We let the first wave of the March crowd pass us hoping that delaying our trip back down Market Street and onto the train at Union Station would relieve the press of humanity on the trains.
We were wrong.
I unloaded my backpack of the orange slices and saltines we had packed for a little refreshment and told the girls to get to snackin'. My back was sore from walking and being on my feet for hours and I wanted to lighten the load. The girls used our signs as barriers from the damp pavement and gobbled up the juicy oranges.
After three trains full of people came and went, my friends decided to hire a Uber driver to transport us back to our cars. Our driver was friendly and chatty. We had an opportunity to remind him that what had just transpired downtown, in DC, and across the globe were not protests, but marches—peaceful gatherings to make our voices heard.

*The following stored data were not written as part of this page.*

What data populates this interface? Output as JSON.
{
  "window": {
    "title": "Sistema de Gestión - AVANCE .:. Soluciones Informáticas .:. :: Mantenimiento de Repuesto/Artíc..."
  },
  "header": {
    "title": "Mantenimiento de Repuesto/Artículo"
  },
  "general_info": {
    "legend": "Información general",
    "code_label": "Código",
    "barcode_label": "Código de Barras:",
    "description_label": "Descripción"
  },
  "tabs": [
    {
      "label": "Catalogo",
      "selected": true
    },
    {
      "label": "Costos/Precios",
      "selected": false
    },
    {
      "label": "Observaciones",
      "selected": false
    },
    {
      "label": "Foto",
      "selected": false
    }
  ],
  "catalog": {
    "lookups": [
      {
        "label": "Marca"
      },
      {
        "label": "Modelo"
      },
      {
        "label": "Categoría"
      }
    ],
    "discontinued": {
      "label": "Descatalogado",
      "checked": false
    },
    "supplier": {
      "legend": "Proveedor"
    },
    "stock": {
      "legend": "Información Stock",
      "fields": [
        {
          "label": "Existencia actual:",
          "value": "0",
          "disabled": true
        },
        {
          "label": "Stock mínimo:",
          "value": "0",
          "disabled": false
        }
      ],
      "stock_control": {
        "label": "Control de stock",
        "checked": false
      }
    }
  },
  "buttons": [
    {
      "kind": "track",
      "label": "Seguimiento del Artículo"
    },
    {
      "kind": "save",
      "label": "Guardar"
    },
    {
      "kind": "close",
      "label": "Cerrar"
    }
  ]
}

Our day's busyness wasn't over. Before I'd planned to attend the March, Cadence and I had decided to attend our local library's Hamilton Lip-Sync Battle in the afternoon. We had an hour of downtime before we needed to leave for that, so I told her I was going upstairs to relax for a bit.
“Mommy, don't come downstairs. I'm working on something and I need you to stay up there, okay?”
I love these moments with my daughter because I never know what's to come but she has a solid track record. It's going to be good.
Actually, I can't really remember what explanation she gave for why I must stay upstairs, and the rustling about made me curious, so I peeked outside my door and glimpsed her hard at work at the bottom of the stairs. I'm glad I didn't get caught because she would have been crushed.
A few minutes later, I heard, “Okay, Mommy, you can come down.”
And this is what I found:
She'd used the leftover poster board to make me a sign and taped it to the bottom of the staircase. Acrostics are her favorite form of poetry these days.
M – Magic
O – Oh so pretty
M – My word she's cool
M – Not exactly sure...something about Home
Y – Yes she's the best
I sat down on the step in front of her and gushed at her creation. “Is it a keeper?” Cadence asked. This is the question she asks when she's proud of what she's created and wants to know if her minimalist mama is going to keep it or move it along. I assured her it was a keeper.
I am so pleased that this historic moment also was a tender moment for she and me. When I took her to England at age five, I was hopeful that she would be old enough to remember the trip. Four years later, she continues to remind me of the good times we had and in astonishing detail. That experience helps me trust that Saturday's event has also been imprinted on her heart, mind, and memory.
I love her use of hashtags, and can only imagine what the next event will be that causes her to use #bestdaywithyou. I'll be ready.